If Prine were an atheist like myself, it would be a different matter. But given Prine’s long and powerful history of working out his thoughts about faith in song, I don’t take lightly his portrait of the song’s townspeople, whose children “seemed to have nothing better to do than to run around his house with their tongues from their mouths.”

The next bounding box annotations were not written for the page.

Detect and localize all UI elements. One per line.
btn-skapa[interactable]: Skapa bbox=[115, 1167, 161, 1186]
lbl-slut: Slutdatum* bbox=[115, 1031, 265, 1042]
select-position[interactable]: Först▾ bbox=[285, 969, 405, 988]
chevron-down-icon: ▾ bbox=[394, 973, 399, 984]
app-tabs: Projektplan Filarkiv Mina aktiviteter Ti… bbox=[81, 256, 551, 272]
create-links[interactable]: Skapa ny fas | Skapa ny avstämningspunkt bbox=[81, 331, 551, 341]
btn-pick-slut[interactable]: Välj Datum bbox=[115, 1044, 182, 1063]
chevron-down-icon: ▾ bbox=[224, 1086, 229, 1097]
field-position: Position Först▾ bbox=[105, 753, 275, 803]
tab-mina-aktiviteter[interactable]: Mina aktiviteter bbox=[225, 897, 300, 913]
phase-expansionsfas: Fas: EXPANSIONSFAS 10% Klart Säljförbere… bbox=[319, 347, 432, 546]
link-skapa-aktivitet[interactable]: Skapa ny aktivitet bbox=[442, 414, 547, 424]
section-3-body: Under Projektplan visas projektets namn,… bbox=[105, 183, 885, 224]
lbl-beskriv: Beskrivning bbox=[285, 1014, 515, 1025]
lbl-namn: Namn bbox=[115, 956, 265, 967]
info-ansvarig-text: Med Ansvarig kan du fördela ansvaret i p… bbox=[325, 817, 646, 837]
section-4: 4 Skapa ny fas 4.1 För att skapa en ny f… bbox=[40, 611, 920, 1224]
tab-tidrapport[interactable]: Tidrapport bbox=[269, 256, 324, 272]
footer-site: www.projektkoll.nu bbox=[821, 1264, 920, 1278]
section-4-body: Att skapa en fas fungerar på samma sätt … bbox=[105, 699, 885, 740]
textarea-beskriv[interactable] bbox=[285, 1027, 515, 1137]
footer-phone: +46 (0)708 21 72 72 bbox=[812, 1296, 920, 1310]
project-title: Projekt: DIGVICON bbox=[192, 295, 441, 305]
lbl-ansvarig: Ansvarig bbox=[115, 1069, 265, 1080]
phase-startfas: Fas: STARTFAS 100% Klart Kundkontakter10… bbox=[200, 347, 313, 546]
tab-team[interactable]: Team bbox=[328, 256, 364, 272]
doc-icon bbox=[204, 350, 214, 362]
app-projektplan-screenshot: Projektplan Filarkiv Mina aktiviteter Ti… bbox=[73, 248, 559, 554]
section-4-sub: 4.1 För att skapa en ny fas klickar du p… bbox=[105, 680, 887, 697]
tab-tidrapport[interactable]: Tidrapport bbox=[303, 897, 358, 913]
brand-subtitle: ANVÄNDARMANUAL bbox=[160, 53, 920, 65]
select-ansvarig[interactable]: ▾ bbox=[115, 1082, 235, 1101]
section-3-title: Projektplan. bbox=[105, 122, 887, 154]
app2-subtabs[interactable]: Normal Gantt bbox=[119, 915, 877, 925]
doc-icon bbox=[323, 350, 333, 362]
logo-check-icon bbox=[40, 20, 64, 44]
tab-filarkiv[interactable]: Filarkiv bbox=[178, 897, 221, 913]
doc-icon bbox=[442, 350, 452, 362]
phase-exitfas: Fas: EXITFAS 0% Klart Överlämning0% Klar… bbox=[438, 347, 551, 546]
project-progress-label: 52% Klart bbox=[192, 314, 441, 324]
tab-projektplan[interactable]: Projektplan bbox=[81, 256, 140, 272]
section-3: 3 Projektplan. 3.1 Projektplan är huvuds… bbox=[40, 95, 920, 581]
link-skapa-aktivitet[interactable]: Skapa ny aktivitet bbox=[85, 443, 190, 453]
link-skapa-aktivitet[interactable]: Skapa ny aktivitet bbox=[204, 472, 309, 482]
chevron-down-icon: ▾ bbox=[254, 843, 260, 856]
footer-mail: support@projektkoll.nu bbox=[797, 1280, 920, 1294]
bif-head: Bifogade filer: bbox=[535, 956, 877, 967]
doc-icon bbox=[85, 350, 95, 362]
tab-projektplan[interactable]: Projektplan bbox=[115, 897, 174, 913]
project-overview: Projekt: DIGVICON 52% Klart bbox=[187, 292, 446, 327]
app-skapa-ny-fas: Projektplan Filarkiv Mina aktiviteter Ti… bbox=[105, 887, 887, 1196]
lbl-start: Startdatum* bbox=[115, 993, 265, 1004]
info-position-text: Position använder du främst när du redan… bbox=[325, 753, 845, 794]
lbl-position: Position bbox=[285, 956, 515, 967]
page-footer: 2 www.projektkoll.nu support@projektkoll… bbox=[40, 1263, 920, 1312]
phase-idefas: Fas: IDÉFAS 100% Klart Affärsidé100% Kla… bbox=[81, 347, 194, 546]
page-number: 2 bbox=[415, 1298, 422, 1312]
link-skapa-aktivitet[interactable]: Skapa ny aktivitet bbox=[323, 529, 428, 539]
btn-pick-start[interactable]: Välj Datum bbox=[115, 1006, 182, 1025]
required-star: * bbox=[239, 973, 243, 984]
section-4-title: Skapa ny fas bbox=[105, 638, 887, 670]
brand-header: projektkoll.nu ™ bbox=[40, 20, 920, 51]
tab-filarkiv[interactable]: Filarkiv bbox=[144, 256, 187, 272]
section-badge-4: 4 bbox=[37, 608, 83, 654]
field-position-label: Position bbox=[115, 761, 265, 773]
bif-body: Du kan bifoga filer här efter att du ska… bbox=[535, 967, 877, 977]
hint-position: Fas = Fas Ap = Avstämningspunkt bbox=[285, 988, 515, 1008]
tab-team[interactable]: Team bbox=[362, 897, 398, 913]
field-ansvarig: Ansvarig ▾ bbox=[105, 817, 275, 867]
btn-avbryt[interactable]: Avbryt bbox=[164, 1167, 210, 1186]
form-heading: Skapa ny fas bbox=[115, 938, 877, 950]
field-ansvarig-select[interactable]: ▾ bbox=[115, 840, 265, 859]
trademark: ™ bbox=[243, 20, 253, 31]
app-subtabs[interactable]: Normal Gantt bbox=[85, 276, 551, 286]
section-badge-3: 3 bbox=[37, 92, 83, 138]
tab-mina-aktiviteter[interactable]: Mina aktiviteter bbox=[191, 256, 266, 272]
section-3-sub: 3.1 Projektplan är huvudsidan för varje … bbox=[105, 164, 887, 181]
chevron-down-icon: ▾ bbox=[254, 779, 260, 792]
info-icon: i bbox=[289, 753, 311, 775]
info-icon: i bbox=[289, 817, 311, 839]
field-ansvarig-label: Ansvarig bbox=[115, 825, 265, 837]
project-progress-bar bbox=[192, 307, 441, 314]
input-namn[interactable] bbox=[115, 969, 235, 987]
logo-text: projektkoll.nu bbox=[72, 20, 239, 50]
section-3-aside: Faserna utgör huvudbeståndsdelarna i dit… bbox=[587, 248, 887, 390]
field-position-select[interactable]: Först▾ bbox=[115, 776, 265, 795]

Now some folks’ll wait and some folks’ll pray
For Jesus to rise up again
But none of these folks in their holy cloaks
Ever took Billy on as a friend

For pity’s a crime and ain’t worth a dime
To a person who’s really in need
Just treat ’em the same as you would your own name
Next time that your heart starts to bleed

It’s easy enough, if you prefer, to hear easy platitudes and a certain self-righteousness in this indictment. But given Prine’s body of work and the religious themes he’s explored so frankly, I think we’re bound to take this portrait seriously. Trapped among such people by his physical disabilities and his shame, Billy, a real fluorescent light, cried pennies on Sunday morning.

By this point, I’ve come to decide that it’s a defense mechanism, this tendency not to really hear the lyrics of these old-style sentimental songs. If we took them literally, pictured them, read them over, took them at their word, they’d cut too close to the bone. They’d go places we’ve decided, as a culture, we don’t want to go.

It’s no wonder that generation after generation of Americans experience a recurring “Folk Revival” in which young people rediscover acts like the Carter Family. And, regardless of what else might be said about them, it’s no wonder that these Revivals are continually experienced by their participants as a burning away of some vast, heavy haze of sanitized corporate nonsense to reveal something that finally, at long last, matters.

(This is part of my song-by-song series on John Prine’s second album, Diamonds in the Rough: Everybody  *  The Torch Singer  *  Souvenirs  *  The Late John Garfield Blues  *  Sour Grapes * Billy The Bum  *  The Frying Pan  *  Yes I Guess They Oughta Name a Drink After You  *  Take the Star Out of the Window  *  The Great Compromise  *  Clocks and Spoons  *  Rocky Mountain Time  *  Diamonds in the Rough)

2 thoughts on “Billy The Bum”

  1. There are Christians who repeat what they’re told (ad nauseum), and then there are Christians who think about what they have been told, consider it, and come up with answers that aren’t so easy, so cut and dried.
    John Prine has always struck me as a thinking man.

  2. I’m new here so I don’t know if you’ve commented on John Prine’s “I didn’t hear nobody pray”. It’s the title of an old black spiritual that surely must have been known to John when he wrote his ballad about the way we block out tragedies because they are too viceral to take at full emotional value except when we can’t ignore them because they happened directly to us.